От волнения у меня все переворачивалось в животе.
— Сейчас еще слишком рано об этом думать, — отозвалась она. — Станешь постарше, будет видно.
Мне было десять лет, и будущее расстилалось передо мной нескончаемой дорогой, на которой где-то за горизонтом скрывалась взрослость. Времени на то, чтобы обдумать все возможности и начертить план моей жизни, и в самом деле было предостаточно. Но всякий раз, когда я говорила, что хотела бы поступить в услужение, мама переводила разговор на другую тему, и со временем я перестала задавать ей вопросы.

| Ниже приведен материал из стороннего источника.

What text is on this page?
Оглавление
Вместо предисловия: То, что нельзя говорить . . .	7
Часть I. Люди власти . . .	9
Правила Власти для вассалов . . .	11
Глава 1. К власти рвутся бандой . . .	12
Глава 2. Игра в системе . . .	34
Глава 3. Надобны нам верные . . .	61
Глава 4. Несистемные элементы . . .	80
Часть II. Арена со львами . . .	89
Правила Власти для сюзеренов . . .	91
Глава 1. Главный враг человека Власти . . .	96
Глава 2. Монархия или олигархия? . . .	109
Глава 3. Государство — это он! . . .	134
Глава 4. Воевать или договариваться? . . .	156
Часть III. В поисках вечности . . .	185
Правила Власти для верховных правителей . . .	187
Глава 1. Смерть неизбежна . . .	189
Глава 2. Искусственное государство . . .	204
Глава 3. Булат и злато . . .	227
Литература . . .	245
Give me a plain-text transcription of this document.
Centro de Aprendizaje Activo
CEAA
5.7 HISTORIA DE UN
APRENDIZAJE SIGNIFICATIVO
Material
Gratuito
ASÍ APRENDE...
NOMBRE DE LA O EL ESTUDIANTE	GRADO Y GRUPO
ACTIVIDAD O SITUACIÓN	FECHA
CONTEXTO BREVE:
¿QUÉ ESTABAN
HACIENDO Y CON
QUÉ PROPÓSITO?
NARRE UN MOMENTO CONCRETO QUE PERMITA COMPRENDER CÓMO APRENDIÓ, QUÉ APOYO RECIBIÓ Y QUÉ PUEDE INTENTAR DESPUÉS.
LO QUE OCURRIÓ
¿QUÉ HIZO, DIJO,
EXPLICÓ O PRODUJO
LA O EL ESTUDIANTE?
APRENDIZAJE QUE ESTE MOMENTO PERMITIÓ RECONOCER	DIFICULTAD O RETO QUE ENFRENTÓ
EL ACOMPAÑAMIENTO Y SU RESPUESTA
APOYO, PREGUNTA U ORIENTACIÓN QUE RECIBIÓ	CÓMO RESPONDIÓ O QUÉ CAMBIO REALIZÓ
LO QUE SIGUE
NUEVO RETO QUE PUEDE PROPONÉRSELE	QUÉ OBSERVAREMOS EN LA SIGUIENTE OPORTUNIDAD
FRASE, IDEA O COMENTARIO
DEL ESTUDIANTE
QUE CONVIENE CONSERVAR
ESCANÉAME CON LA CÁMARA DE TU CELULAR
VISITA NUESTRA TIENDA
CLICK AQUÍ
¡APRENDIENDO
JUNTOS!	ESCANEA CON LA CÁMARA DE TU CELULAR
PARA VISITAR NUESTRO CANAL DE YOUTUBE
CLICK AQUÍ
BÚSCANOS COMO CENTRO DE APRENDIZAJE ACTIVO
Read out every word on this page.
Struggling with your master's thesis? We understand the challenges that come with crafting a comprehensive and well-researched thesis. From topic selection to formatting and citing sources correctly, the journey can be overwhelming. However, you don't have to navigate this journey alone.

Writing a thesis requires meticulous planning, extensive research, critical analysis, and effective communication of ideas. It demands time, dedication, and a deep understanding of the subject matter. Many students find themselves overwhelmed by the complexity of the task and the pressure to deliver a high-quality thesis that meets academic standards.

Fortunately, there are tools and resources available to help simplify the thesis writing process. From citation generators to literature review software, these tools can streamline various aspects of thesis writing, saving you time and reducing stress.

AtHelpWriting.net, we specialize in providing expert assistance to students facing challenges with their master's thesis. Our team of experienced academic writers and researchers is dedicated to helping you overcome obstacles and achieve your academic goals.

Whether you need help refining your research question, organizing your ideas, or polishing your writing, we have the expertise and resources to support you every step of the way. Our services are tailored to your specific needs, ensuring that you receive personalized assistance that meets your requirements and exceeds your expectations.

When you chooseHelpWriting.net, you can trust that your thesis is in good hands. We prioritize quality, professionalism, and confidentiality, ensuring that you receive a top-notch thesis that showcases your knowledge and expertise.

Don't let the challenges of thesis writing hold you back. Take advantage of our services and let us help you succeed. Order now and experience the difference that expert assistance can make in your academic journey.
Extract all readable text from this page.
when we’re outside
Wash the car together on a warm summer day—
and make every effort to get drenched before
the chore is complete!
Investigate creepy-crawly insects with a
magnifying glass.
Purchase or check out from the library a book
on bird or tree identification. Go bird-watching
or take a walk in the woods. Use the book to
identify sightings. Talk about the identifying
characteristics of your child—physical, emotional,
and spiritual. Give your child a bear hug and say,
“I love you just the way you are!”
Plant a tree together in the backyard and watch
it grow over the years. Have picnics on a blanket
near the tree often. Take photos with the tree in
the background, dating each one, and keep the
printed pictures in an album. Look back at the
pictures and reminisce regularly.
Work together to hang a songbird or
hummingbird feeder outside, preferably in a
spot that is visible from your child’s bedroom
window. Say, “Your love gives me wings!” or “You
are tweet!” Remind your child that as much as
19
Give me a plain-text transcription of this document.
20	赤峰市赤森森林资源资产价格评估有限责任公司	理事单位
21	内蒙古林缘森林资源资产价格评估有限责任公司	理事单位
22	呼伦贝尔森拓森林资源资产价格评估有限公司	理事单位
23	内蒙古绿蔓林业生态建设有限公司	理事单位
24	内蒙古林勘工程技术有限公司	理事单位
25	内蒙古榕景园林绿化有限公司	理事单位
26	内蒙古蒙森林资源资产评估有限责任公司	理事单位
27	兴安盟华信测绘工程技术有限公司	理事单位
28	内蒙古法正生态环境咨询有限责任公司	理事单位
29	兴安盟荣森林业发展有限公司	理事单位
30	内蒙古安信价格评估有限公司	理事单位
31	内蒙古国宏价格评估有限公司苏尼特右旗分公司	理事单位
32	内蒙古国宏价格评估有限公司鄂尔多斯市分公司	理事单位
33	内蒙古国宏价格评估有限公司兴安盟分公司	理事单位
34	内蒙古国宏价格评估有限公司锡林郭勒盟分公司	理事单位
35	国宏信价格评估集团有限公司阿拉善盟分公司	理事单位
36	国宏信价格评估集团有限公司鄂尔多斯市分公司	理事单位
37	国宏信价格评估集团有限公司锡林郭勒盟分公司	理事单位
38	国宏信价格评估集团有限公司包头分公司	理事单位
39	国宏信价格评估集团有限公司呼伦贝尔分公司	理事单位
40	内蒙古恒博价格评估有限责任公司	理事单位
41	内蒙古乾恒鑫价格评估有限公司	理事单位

Мы больше никогда не говорили о замке, до самого дня ее смерти.
* * *
Весной, когда мне исполнилось четырнадцать лет, неистовые ливни превратили наши поля в реки грязи, задержав посадочную, хотя запасы продуктов на зиму неумолимо подходили к концу. Отец начал поговаривать о необходимости как можно скорее выдать меня замуж, чтобы избавиться от лишнего рта. Я же так оголодала, что была готова сказать «да» любому, кто предложил бы мне горячий обед. Некоторые девушки спекулировали своей внешностью, чтобы повысить свои шансы на выгодное замужество. Я сомневалась, что подобная тактика способна принести мне успех. Глядя на свое отражение в реке, я не замечала признаков красоты, отличающей некоторых деревенских девушек. Их волосы были золотисто-белокурыми, а глаза голубыми или зелеными. Мои густые волнистые волосы были темнокаштанового цвета. Мои большие темные глаза обрамляли длинные ресницы, но, в отличие от других женщин, я так и не освоила кокетливые игривые взгляды, которыми они владели в совершенстве. Я смотрела на мир честно и прямолинейно. Впрочем, кое-что говорило и в мою пользу. У меня была гладкая светлая кожа, а изгибы бедер и груди придавали моей фигуре привлекательную полноту. Если меня правильно приодеть, из меня получилась бы неплохая супруга лавочника, а ни о чем большем я и мечтать не смела.
В конце концов, замуж вышла одна из деревенских девушек, и ее свадьба позволила оттянуть мое собственное замужество. Жена богатого землевладельца поручила маме вышить постельное белье для своей дочери, будущей новобрачной, что спасло нас если не от голодной смерти, то от полного истощения. Я помогала ей изо всех сил, до поздней ночи засиживаясь у очага, щурясь при его тусклом свете на вышитые мной красочные цветочные узоры. Жизнь в нашей однокомнатной хижине вращалась вокруг очага, единственного места, где можно было найти тепло. Мама стояла у него часами, готовя еду и кипятя воду для стирки. Когда на улице было слишком холодно, наше мокрое нижнее белье висело на веревке перед очагом, и нам приходилось сражаться за теплое местечко с раскачивающимся тряпьем. Мука, соль и овес, которыми нам платили за рукоделие, позволили нашей семье продержаться еще месяц, и мы решили, что худшее осталось позади.